Senate debates
Tuesday, 3 February 2009
Matters of Public Importance
Prime Minister
5:51 pm
Scott Ryan (Victoria, Liberal Party) Share this | Hansard source
I, like Senator Mason, woke up on Saturday morning, but I did not actually think we had seen the end of capitalism. I was somewhat more optimistic. I just thought that we had thrown out 25 years of this nation’s policy direction. But then I realised: no, it was only an article by the Prime Minister in the Monthly. I realised what this was. Just like it has been with all the state governments—to which Senator Arbib, amongst others, is most closely associated—the government needed someone to blame. It starts off with the state governments blaming their predecessors or the state governments blaming the Commonwealth. But this federal government could not do that. It had to find another purpose. So for the first six months of Labor being in office, we had the Treasurer acting as Major Nelson and, as I have said before, talking and dreaming about his genie. He realised after six months that the problem was that the genie was just a dream. Inflation was not the problem. As the former Treasurer and the Leader of the Opposition had outlined, we had much bigger problems on the horizon. Six months after everyone else realised it was going to be an issue, the Labor government woke up and realised that there was a global financial crisis. That is okay. Governments deal with challenges.

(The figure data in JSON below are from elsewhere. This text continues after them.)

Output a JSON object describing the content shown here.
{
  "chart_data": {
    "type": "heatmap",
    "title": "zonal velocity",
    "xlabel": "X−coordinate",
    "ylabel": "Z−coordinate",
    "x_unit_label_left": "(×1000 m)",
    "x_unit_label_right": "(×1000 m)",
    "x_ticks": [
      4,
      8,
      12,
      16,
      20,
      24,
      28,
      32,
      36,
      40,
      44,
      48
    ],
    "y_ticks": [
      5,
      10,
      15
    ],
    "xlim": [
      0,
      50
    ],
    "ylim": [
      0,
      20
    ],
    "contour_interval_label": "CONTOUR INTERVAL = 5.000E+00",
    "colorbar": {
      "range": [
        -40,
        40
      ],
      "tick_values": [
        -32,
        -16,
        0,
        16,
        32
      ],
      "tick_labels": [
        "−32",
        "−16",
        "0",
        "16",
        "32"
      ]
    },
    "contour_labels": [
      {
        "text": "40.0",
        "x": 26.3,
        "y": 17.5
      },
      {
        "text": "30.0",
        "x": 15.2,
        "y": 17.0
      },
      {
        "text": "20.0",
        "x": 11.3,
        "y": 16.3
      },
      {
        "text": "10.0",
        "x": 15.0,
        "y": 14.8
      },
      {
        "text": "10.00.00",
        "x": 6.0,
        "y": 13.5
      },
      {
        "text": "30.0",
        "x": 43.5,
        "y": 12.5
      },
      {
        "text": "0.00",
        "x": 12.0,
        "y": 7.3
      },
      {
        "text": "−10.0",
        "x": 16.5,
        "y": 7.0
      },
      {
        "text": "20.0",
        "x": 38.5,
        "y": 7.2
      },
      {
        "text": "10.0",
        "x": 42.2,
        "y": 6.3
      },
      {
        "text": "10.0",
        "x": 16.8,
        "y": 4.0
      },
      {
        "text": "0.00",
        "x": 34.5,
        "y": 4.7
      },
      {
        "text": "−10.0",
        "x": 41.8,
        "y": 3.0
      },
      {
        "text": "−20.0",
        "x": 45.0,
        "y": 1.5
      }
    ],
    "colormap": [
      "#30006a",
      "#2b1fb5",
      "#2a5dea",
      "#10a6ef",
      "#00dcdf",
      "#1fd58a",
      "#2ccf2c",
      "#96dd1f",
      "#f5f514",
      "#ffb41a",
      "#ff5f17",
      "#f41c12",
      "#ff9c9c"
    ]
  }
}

On this side of the chamber, we came to office with a huge deficit. We had an Asian financial crisis, a collapse in the currency and a run on our neighbours’ currencies. We did not run around and do what this government is doing. For the first time ever, we have had a government running around talking down confidence. It ran around telling everyone how miserable their lives were going to be for the next two years. When we were in government, we told people the truth: ‘This is a very difficult period, but the government will help you through it. The government will take a long-term view and not a short-term politically expedient view.’ But just like its state counterparts, this Labor government is a leopard that does not change its spots. It simply says something so often that it makes it true. There are now three forms of truth in Australia: there is the truth, there is something that is not the truth, and then there is a Ruddism. A Ruddism is when you say something so often or when you make this action with your hands to make a point in front of a TV camera so often that everyone becomes so ‘on message’, due the great work of people like Senator Arbib, that you simply make it true.